La directrice de Gryffondor le détaille par-dessus ses lunettes, et Sirius s'efforce de paraître aussi serein que possible malgré les flammes lui léchant le menton et ses genoux meurtris par les dalles aussi dures que froides de la cuisine.
« Je suppose que c'est une raison qui en vaut bien une autre » finit-elle par déclarer – en bonne lionne, jamais elle ne supportera l'idée d'une femme vulnérable et d'un bambin exposés au danger alors qu'il a le pouvoir de les protéger. « Sont-ils en sécurité, maintenant ? »
« On ne peut plus » renifle le dernier rejeton mâle de la lignée Black. « En passant, dites à Dumbledore que j'ai trouvé le lieu de réunion parfait pour notre petit club, comme il me l'a demandé. Juste… ça prendra un peu de temps pour accueillir des visiteurs. »
Assez de temps pour qu'il puisse fournir davantage d'explications à Sally et se mettre d'accord avec elle sur un alibi concernant sa présence. Vu qu'elle ressemble à Bella comme deux gouttes d'eau, impossible de cacher sa filiation de ce côté-là, mais peut-être qu'il peut raconter qu'elle est la fille de Rodolphus Lestrange, rejetée parce qu'on la croyait Cracmolle ? Ça se pratique encore aujourd'hui dans les familles archi-conservatrices et traditionnelles…
Bien sûr, la farce ne durera pas dès qu'un petit fouineur regardera la tapisserie de trop près. Il faudra qu'il trouve moyen de la recouvrir ou de dissimuler les noms…
« Je lui transmettrais le message » fait Minerva avant d'hésiter : « Voulez-vous que je lui parle de vos cousins ou préférez-vous en discuter directement avec lui ? »

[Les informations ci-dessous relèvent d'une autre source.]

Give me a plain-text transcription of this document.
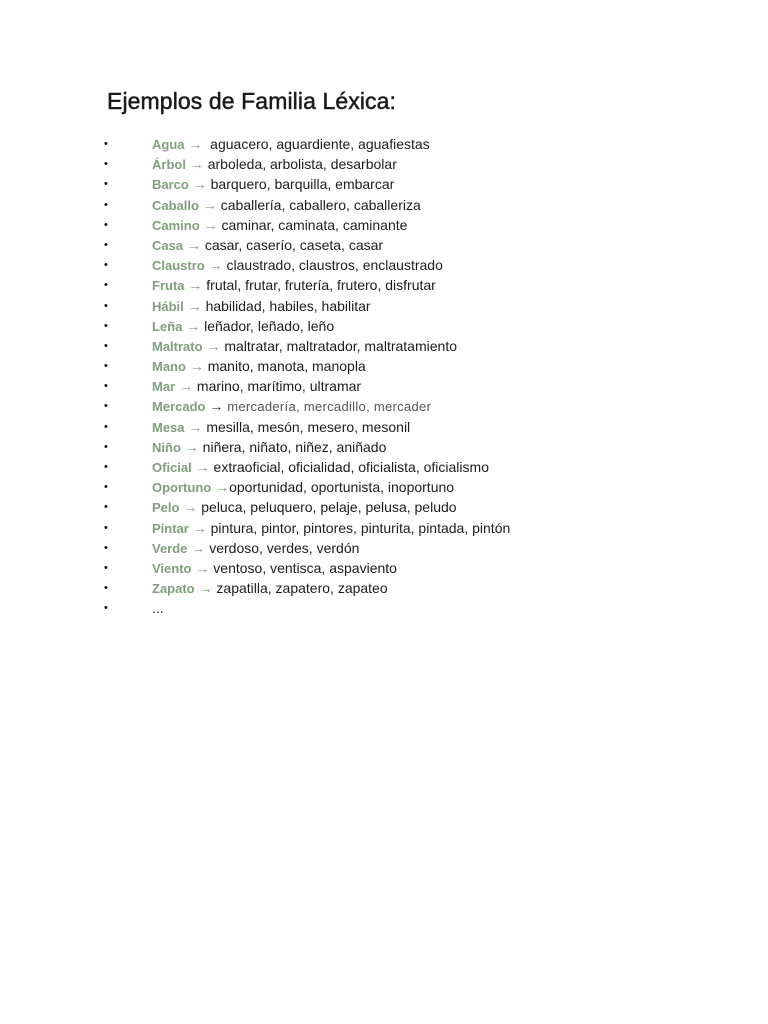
Ejemplos de Familia Léxica:
•	Agua →  aguacero, aguardiente, aguafiestas
•	Árbol → arboleda, arbolista, desarbolar
•	Barco → barquero, barquilla, embarcar
•	Caballo → caballería, caballero, caballeriza
•	Camino → caminar, caminata, caminante
•	Casa → casar, caserío, caseta, casar
•	Claustro → claustrado, claustros, enclaustrado
•	Fruta → frutal, frutar, frutería, frutero, disfrutar
•	Hábil → habilidad, habiles, habilitar
•	Leña → leñador, leñado, leño
•	Maltrato → maltratar, maltratador, maltratamiento
•	Mano → manito, manota, manopla
•	Mar → marino, marítimo, ultramar
•	Mercado → mercadería, mercadillo, mercader
•	Mesa → mesilla, mesón, mesero, mesonil
•	Niño → niñera, niñato, niñez, aniñado
•	Oficial → extraoficial, oficialidad, oficialista, oficialismo
•	Oportuno →oportunidad, oportunista, inoportuno
•	Pelo → peluca, peluquero, pelaje, pelusa, peludo
•	Pintar → pintura, pintor, pintores, pinturita, pintada, pintón
•	Verde → verdoso, verdes, verdón
•	Viento → ventoso, ventisca, aspaviento
•	Zapato → zapatilla, zapatero, zapateo
•	...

C'est tentant, de laisser la directrice adjointe servir d'intermédiaire. C'est juste…
« Je m'en chargerais moi-même, mais merci d'avoir proposé. »
Il s'agit de sa famille, probablement les deux seuls membres à qui il est en mesure de parler sans recevoir un maléfice en pleine figure. Et Sirius a du mal à se détacher des gens à qui il tient.
Autrement, la mort de James et Lily ne continuerait pas à faire aussi mal.